It is a brilliant summer day in July 1935. The scene is a house called Green Ridges, near Hastings, Sussex. Two women, seated but not relaxed, face each other across a formal drawing room. This is the first time they have met. Nettie Palmer, Australian writer and journalist, has come to stay overnight with the novelist Henry Handel Richardson.
As novelist and journalist they know one another’s writings well, and they have been corresponding for years. But there is tension in this first face-to-face encounter. They will never be friends, never on first-name terms. Not because of the absurdity of their matching names – Ettie and Nettie – but because Ettie, who has for years insisted on being called Henry instead of her given name Ethel or that childish diminutive Ettie, prefers to keep her distance. Today it will be Miss Richardson and Mrs Palmer, as it has been in their letters. It will take years even to adjust the greeting to ‘Dear Nettie Palmer’. It will never become ‘Dear Henry’.

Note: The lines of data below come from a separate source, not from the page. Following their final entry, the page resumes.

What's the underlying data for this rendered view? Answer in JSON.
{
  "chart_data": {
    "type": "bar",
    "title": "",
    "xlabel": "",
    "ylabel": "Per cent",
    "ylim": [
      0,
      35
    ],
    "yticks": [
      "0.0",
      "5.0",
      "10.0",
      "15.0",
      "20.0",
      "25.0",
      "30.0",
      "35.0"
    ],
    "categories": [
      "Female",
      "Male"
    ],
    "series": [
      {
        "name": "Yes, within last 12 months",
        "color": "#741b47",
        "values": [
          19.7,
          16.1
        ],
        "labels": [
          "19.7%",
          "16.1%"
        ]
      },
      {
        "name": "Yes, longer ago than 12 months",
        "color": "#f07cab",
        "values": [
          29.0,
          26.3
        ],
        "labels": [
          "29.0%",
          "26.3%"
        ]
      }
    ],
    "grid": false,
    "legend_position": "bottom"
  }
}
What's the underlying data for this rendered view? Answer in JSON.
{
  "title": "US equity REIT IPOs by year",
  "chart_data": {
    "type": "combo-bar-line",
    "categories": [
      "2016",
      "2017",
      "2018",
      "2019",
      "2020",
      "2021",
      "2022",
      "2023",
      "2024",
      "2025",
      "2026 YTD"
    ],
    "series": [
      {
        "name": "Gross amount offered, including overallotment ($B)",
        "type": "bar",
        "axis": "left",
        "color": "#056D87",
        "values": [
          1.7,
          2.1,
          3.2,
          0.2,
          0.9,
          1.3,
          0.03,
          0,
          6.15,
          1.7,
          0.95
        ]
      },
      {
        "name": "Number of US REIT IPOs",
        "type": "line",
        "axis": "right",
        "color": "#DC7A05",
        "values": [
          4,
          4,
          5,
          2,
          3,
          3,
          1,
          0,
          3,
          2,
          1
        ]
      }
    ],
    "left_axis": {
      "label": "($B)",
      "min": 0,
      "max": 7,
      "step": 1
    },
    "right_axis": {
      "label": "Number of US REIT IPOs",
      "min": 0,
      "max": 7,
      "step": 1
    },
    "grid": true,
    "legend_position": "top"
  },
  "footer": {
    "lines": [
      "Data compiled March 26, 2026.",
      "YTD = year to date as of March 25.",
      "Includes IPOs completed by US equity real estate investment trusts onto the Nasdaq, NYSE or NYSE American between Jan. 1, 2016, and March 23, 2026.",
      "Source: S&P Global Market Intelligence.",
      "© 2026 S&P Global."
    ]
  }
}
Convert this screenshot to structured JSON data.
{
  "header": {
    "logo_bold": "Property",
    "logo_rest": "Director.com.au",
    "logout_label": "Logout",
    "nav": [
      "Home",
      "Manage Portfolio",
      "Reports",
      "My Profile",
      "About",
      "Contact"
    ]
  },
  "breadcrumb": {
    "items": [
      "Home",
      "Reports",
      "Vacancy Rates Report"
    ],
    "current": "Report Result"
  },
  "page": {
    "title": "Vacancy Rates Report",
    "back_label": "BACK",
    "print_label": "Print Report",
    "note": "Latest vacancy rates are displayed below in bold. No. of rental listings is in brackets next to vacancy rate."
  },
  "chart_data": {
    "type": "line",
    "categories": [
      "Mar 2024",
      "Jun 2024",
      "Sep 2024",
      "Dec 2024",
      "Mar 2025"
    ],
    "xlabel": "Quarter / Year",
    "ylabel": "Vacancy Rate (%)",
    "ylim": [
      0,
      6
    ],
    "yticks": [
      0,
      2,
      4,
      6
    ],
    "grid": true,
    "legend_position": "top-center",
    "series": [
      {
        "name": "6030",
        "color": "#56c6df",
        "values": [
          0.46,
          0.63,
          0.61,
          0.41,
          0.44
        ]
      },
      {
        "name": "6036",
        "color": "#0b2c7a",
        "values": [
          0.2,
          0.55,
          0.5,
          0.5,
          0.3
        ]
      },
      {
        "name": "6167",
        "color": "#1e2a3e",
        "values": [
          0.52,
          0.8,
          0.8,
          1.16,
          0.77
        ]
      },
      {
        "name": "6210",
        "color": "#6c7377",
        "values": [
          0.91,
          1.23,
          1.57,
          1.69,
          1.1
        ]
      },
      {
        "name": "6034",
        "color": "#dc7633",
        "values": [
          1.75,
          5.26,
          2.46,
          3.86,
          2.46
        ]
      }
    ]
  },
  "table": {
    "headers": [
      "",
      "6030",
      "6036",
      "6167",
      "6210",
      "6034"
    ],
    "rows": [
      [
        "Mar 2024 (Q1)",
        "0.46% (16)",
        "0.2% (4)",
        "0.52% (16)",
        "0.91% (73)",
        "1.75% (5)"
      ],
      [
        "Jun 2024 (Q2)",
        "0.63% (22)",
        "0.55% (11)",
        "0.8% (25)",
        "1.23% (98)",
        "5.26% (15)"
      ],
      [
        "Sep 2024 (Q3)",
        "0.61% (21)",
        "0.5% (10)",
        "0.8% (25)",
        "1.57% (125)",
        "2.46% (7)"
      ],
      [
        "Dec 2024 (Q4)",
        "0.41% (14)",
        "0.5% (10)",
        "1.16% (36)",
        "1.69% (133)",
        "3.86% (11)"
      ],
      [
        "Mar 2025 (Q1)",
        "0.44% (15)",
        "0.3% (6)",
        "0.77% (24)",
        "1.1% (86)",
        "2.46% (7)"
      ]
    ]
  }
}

Green Ridges is the home of expatriate Australian novelist Henry Handel Richardson, chosen for its seclusion and its commanding view. In her husband’s lifetime, Richardson’s retreat was the top floor of a tall house in London, with a view of Regent’s Park. Green Ridges, too, looks outward, and from above. High on a windy hill, it has a wide view to the sea as far as Beachy Head. The big room downstairs is all that most visitors will see. Above is the author’s domain, with green baize doors to keep out the sound of human voices. No one can look in on the writer at work.